I would go with a tank that isnt too tall for a sump as well. I had planed on a 29g but the salesman at my fish store swayed me to a 20 long as they arent nearly as high. His reasoning is that if you ever have to do any work in it its much easier with the shorter sides. This turned out to be one of the best pieces of advice I have gotten. Cleaning and any modifications have been made much easier.
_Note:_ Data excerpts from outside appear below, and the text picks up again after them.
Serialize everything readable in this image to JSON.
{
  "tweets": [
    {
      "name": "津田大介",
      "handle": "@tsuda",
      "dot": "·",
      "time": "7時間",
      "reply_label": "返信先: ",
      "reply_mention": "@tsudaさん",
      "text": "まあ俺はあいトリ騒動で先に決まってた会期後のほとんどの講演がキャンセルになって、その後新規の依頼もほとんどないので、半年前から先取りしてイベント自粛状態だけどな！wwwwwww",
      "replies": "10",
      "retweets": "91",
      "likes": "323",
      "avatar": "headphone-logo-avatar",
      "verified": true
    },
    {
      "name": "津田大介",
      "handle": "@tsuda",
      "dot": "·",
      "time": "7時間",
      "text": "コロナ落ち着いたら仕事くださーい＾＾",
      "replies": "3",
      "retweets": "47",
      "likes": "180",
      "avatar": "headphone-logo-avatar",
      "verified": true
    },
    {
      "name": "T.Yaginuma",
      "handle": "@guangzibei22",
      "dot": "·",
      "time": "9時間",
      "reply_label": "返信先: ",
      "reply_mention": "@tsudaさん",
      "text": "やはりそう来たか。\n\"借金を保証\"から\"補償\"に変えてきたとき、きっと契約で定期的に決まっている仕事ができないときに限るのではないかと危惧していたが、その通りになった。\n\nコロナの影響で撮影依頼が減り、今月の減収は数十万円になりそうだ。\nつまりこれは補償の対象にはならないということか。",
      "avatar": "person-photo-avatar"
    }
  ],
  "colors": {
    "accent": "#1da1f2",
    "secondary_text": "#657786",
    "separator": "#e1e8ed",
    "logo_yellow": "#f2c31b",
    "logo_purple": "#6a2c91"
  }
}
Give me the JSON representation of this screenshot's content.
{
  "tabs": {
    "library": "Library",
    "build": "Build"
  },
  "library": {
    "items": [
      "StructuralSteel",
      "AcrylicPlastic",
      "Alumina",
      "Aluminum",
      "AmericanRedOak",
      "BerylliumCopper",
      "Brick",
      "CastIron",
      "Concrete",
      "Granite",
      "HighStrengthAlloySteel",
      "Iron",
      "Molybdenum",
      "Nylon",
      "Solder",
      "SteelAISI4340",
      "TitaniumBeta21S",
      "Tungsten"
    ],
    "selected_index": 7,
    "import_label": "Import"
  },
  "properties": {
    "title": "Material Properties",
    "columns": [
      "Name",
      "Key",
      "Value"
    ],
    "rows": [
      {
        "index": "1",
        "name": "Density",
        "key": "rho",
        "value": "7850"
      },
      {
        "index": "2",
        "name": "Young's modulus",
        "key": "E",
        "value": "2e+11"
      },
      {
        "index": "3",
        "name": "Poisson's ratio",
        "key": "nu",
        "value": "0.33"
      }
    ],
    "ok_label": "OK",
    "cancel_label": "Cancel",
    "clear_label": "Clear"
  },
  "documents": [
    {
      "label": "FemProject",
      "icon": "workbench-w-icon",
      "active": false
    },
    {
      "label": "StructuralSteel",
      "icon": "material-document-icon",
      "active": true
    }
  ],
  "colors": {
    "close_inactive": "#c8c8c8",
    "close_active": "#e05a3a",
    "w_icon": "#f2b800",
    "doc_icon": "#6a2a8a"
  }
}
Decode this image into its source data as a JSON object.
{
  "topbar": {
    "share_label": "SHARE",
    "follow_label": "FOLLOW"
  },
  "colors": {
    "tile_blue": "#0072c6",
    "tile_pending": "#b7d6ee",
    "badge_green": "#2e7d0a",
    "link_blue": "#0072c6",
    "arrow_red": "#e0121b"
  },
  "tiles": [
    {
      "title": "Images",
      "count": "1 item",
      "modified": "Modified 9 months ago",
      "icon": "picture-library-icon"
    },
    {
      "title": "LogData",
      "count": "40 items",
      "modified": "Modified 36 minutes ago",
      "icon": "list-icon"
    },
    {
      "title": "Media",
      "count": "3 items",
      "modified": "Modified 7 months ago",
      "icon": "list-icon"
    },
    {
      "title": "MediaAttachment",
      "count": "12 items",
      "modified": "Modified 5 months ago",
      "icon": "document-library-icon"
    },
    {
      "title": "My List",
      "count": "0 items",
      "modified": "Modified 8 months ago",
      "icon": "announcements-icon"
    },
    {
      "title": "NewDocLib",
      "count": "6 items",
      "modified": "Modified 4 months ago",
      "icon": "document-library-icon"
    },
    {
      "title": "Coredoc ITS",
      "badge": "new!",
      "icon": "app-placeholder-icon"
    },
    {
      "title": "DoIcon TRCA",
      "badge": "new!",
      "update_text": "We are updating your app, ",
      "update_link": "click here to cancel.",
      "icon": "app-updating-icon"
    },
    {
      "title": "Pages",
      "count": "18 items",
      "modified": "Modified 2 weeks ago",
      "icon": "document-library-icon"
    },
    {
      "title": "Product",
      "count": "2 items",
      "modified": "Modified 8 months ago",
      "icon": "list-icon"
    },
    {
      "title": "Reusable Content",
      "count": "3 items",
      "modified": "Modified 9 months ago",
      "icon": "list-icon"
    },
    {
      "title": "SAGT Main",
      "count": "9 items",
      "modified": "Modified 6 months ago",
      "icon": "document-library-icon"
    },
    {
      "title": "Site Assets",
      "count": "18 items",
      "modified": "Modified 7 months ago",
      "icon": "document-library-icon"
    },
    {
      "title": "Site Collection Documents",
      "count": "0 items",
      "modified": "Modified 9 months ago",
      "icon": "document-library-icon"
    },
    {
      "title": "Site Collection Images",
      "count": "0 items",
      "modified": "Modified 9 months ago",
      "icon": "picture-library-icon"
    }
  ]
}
I also want to touch on the subject of Co2, I had alot of trouble getting Co2 diffusion at an acceptable rate with no bubbles in the tank. I ended up with a Rex Grigg as my final reactor. If you go a Cerges on that big of tank I think you will need atleast 20 inches tall and probably fairly big in diameter, like 6-7 inches. While a Rex Grigg will probably end up being as tall, it wont be as big in diameter. I also run a separate pump for my reactor with ball valves on the inlet and exit of the reactor. This allows fine tuning of the flow to suite the reactor while your main pump on the tank keeps things circulating at an acceptable rate. I have found that you want to run your reactor pump wide open, and reduce flow on the exit of the reactor to build pressure within the reactor and aid in the dissolution of the Co2. Just place the outlet of the reactor close to the main return pump. For pump flow on the reactor side of things I would recommend something in the 600-700 range, you dont want something small, I made the mistake and went too small to start with.